Probablement sans le vouloir, Roman Polanski a créé le modèle parfait du film d’horreur moderne à la fin des années 1960. Jusqu’à ce jour, le thème de la possession satanique et les frayeurs psychologiques font partie intégrante du vocabulaire du genre, hélas rarement employé avec la même finesse que dans Rosemary’s baby. Ce dernier est de ce point de vue-là la version de luxe, diaboliquement sophistiquée, à partir de laquelle la formule est progressivement devenue plus vulgaire et prévisible. Bien sûr, près d’un demi-siècle plus tard, ce film remarquable ne fait plus tellement peur, pas plus d’ailleurs que les copies paresseuses et trop évidentes dans leurs flots d’hémoglobine et leurs effets voyants qui pullulent de nos jours sur les écrans. Il nous rappelle par contre que l’horreur au cinéma n’est pas exclusivement l’affaire de quelques opportunistes mercantiles, qui produisent des films sans ambition, ni budget conséquent. Rarement l’effroi viscéral a en effet pris son origine dans un cadre si rassurant et soigné, qui est pourtant si profondément voué au mal.

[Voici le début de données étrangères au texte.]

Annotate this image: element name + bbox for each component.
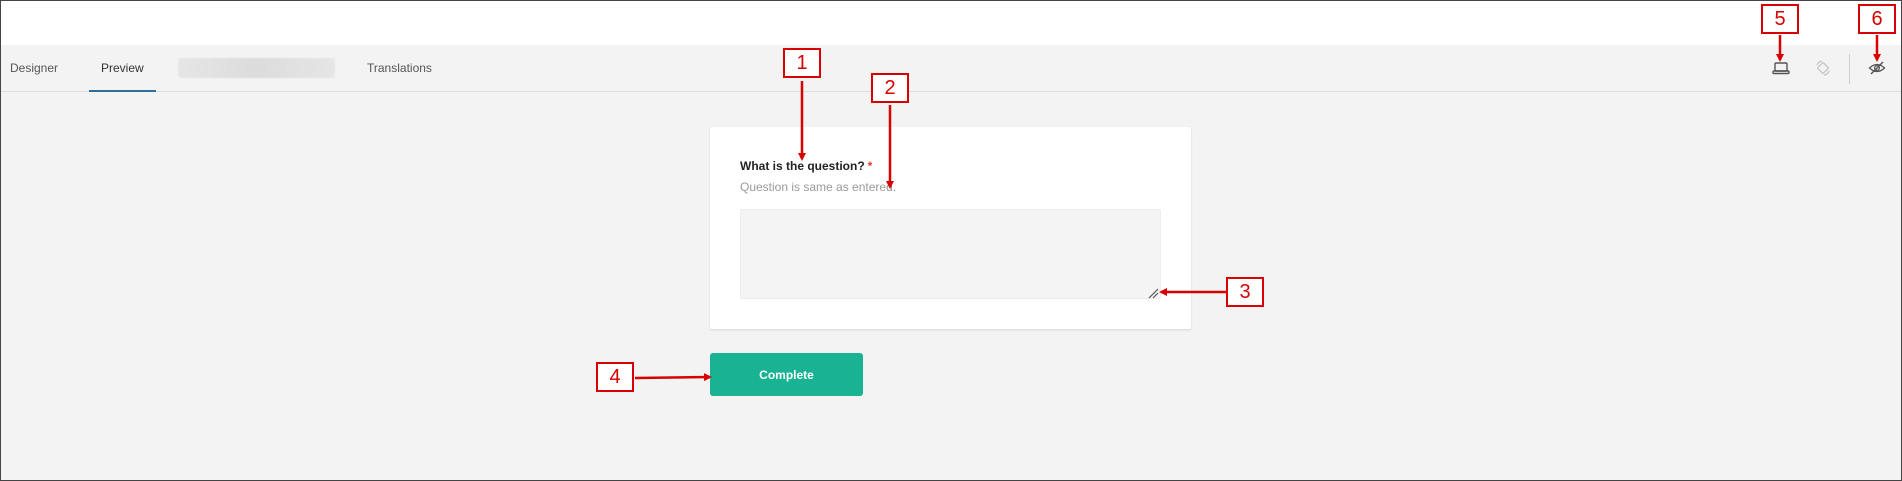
tab-redacted[interactable] [178,58,335,78]
orientation-icon[interactable] [1811,56,1835,80]
question-card: What is the question? * Question is same … [710,127,1191,329]
annotation-label-4: 4 [596,362,634,392]
answer-textarea[interactable] [740,209,1161,299]
tab-designer[interactable]: Designer [10,45,58,92]
resize-handle-icon[interactable] [1147,286,1159,299]
tab-preview[interactable]: Preview [89,45,156,92]
top-strip [1,1,1901,45]
question-description: Question is same as entered. [740,180,897,194]
required-marker: * [867,159,873,173]
annotation-label-3: 3 [1226,277,1264,307]
annotation-label-1: 1 [783,48,821,78]
question-title-text: What is the question? [740,159,865,173]
annotation-label-5: 5 [1761,4,1799,34]
hide-invisible-icon[interactable] [1865,56,1889,80]
question-title: What is the question? * [740,159,872,173]
annotation-label-2: 2 [871,73,909,103]
annotation-label-6: 6 [1858,4,1896,34]
complete-button[interactable]: Complete [710,353,863,396]
toolbar-divider [1849,54,1850,84]
tab-translations[interactable]: Translations [367,45,432,92]
device-icon[interactable] [1769,56,1793,80]
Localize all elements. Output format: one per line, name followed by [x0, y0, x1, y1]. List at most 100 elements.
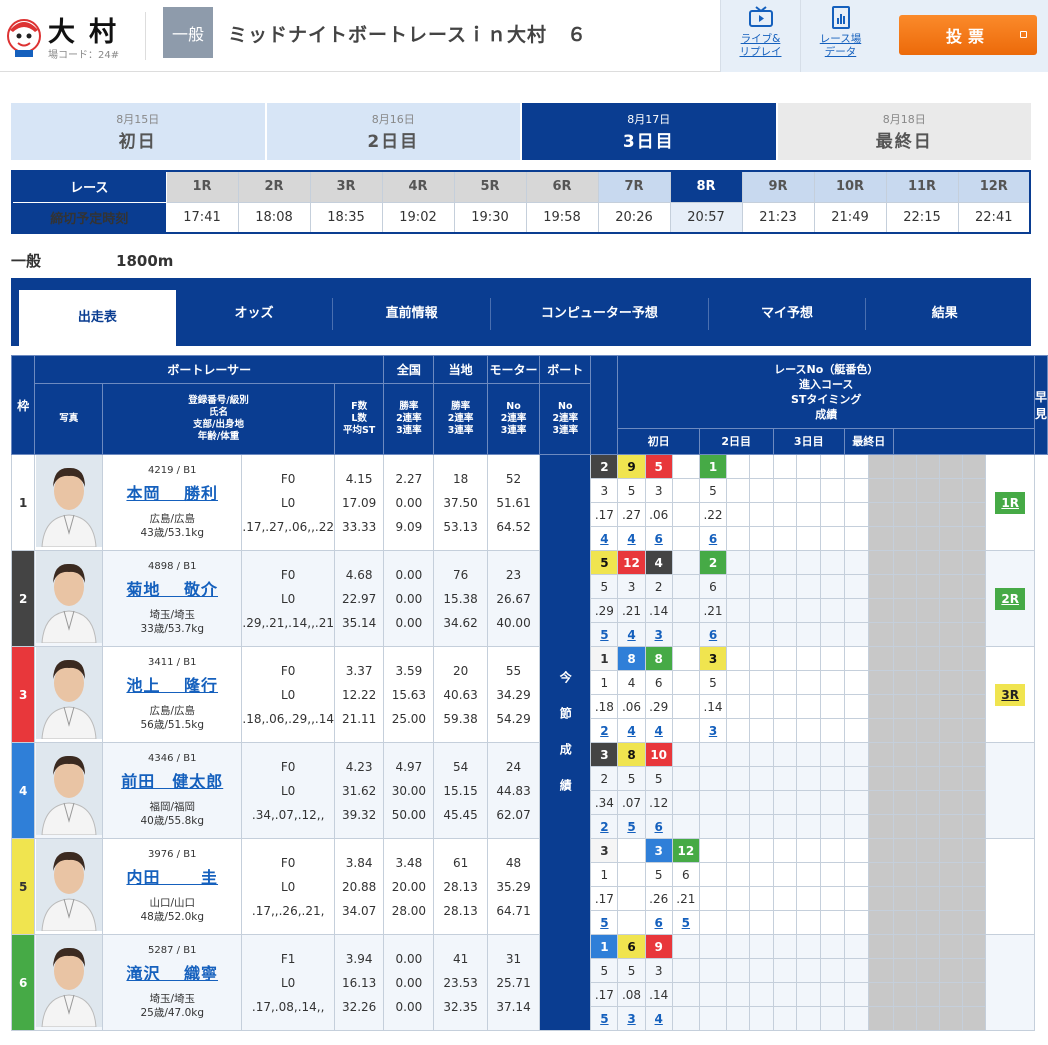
result-rank-link[interactable]: 4: [627, 724, 635, 738]
result-cell[interactable]: [698, 910, 728, 935]
race-tab-6R[interactable]: 6R: [525, 170, 599, 203]
result-cell[interactable]: 4: [617, 622, 646, 647]
result-rank-link[interactable]: 2: [600, 724, 608, 738]
result-blank: [843, 550, 870, 575]
result-cell[interactable]: [617, 910, 646, 935]
racer-name-link[interactable]: 菊地 敬介: [126, 580, 218, 599]
result-blank: [796, 694, 822, 719]
tab-4[interactable]: コンピューター予想: [490, 298, 708, 330]
result-blank: [843, 838, 870, 863]
tab-3[interactable]: 直前情報: [332, 298, 490, 330]
result-rank-link[interactable]: 5: [600, 1012, 608, 1026]
result-cell[interactable]: 4: [590, 526, 619, 551]
venue-data-button[interactable]: レース場 データ: [800, 0, 880, 72]
result-cell[interactable]: 3: [698, 718, 728, 743]
result-rank-link[interactable]: 4: [627, 532, 635, 546]
result-cell[interactable]: [671, 526, 700, 551]
vote-button[interactable]: 投票: [899, 15, 1037, 55]
result-cell[interactable]: 6: [644, 526, 673, 551]
result-cell[interactable]: 3: [617, 1006, 646, 1031]
tab-1[interactable]: 出走表: [19, 290, 176, 346]
race-tab-10R[interactable]: 10R: [813, 170, 887, 203]
result-cell: .29: [644, 694, 673, 719]
racer-name-link[interactable]: 前田 健太郎: [121, 772, 223, 791]
day-tab-3[interactable]: 8月17日 3日目: [522, 103, 778, 160]
result-rank-link[interactable]: 5: [627, 820, 635, 834]
early-race-button[interactable]: 2R: [995, 587, 1026, 610]
result-cell[interactable]: 2: [590, 718, 619, 743]
result-blank: [843, 982, 870, 1007]
result-cell[interactable]: 6: [644, 814, 673, 839]
result-cell[interactable]: 6: [698, 526, 728, 551]
result-rank-link[interactable]: 5: [600, 916, 608, 930]
result-rank-link[interactable]: 4: [655, 724, 663, 738]
result-rank-link[interactable]: 3: [709, 724, 717, 738]
result-rank-link[interactable]: 3: [627, 1012, 635, 1026]
race-tab-1R[interactable]: 1R: [165, 170, 239, 203]
day-tab-1[interactable]: 8月15日 初日: [11, 103, 267, 160]
result-cell[interactable]: 5: [671, 910, 700, 935]
result-cell[interactable]: 4: [644, 1006, 673, 1031]
result-rank-link[interactable]: 4: [627, 628, 635, 642]
result-rank-link[interactable]: 2: [600, 820, 608, 834]
result-cell[interactable]: [671, 1006, 700, 1031]
racer-name-link[interactable]: 内田 圭: [126, 868, 218, 887]
result-cell[interactable]: 6: [698, 622, 728, 647]
racer-name-link[interactable]: 本岡 勝利: [126, 484, 218, 503]
race-tab-8R[interactable]: 8R: [669, 170, 743, 203]
result-grey: [892, 982, 917, 1007]
f-l-st-value: L0: [281, 879, 296, 894]
result-cell[interactable]: 6: [644, 910, 673, 935]
day-name: 最終日: [875, 132, 933, 152]
live-replay-button[interactable]: ライブ& リプレイ: [720, 0, 800, 72]
early-race-button[interactable]: 3R: [995, 683, 1026, 706]
result-blank: [726, 694, 751, 719]
result-rank-link[interactable]: 6: [655, 532, 663, 546]
result-rank-link[interactable]: 5: [600, 628, 608, 642]
result-cell[interactable]: 3: [644, 622, 673, 647]
result-cell[interactable]: [698, 1006, 728, 1031]
result-cell[interactable]: 4: [617, 526, 646, 551]
race-tab-4R[interactable]: 4R: [381, 170, 455, 203]
race-tab-7R[interactable]: 7R: [597, 170, 671, 203]
result-cell[interactable]: 4: [617, 718, 646, 743]
result-cell[interactable]: [671, 814, 700, 839]
result-rank-link[interactable]: 6: [655, 916, 663, 930]
racer-name-link[interactable]: 滝沢 織寧: [126, 964, 218, 983]
racer-name-link[interactable]: 池上 隆行: [126, 676, 218, 695]
result-cell[interactable]: [698, 814, 728, 839]
race-tab-2R[interactable]: 2R: [237, 170, 311, 203]
result-rank-link[interactable]: 3: [655, 628, 663, 642]
day-tab-2[interactable]: 8月16日 2日目: [266, 103, 522, 160]
result-cell[interactable]: 5: [617, 814, 646, 839]
result-rank-link[interactable]: 6: [655, 820, 663, 834]
result-cell[interactable]: [671, 622, 700, 647]
result-cell[interactable]: 5: [590, 1006, 619, 1031]
result-rank-link[interactable]: 4: [655, 1012, 663, 1026]
result-cell[interactable]: 4: [644, 718, 673, 743]
tab-6[interactable]: 結果: [865, 298, 1023, 330]
result-rank-link[interactable]: 6: [709, 532, 717, 546]
result-cell[interactable]: 2: [590, 814, 619, 839]
result-rank-link[interactable]: 4: [600, 532, 608, 546]
early-race-button[interactable]: 1R: [995, 491, 1026, 514]
race-tab-3R[interactable]: 3R: [309, 170, 383, 203]
result-blank: [796, 766, 822, 791]
tab-2[interactable]: オッズ: [176, 298, 333, 330]
vote-label: 投票: [945, 27, 990, 46]
result-cell[interactable]: 5: [590, 910, 619, 935]
local-rates-value: 0.00: [395, 591, 423, 606]
race-tab-12R[interactable]: 12R: [957, 170, 1031, 203]
race-tab-5R[interactable]: 5R: [453, 170, 527, 203]
result-cell[interactable]: [671, 718, 700, 743]
result-blank: [772, 886, 798, 911]
result-cell[interactable]: 5: [590, 622, 619, 647]
day-tabs: 8月15日 初日 8月16日 2日目 8月17日 3日目 8月18日 最終日: [11, 103, 1031, 160]
result-rank-link[interactable]: 6: [709, 628, 717, 642]
f-sub-2: 平均ST: [342, 425, 376, 436]
race-tab-11R[interactable]: 11R: [885, 170, 959, 203]
race-tab-9R[interactable]: 9R: [741, 170, 815, 203]
result-rank-link[interactable]: 5: [682, 916, 690, 930]
tab-5[interactable]: マイ予想: [707, 298, 866, 330]
day-tab-4[interactable]: 8月18日 最終日: [777, 103, 1031, 160]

Les deux seuls défauts dignes d’intérêt que l’on peut reprocher à cette histoire passionnante sont d’abord inhérents au genre, puis peut-être juste un rouage dans la savante manipulation des perceptions. Une fois que vous saurez comment se termine le périple tortueux de Rosemary, la construction magistrale de la paranoïa s’écroule en effet comme un château de cartes. Ceci n’a rien d’exceptionnel dans ces films, qui puisent tout leur suspense de la révélation finale, aussi terrifiante ou banale soit-elle. Toutefois, à l’image des thrillers hitchcockiens dans lesquels l’observation des mécanismes de manipulation est souvent plus jouissive que la découverte naïve des enjeux de l’intrigue, le retour sur cette œuvre majeure nous permet de mieux comprendre comment nous avons pu être dupes la première fois. L’autre aspect qui peine toujours à nous convaincre est le rôle du mari Guy, joué par John Cassavetes avec une telle fourberie que l’on se demande une fois de plus pourquoi Rosemary reste si attachée à cet homme, qui mène visiblement un double jeu.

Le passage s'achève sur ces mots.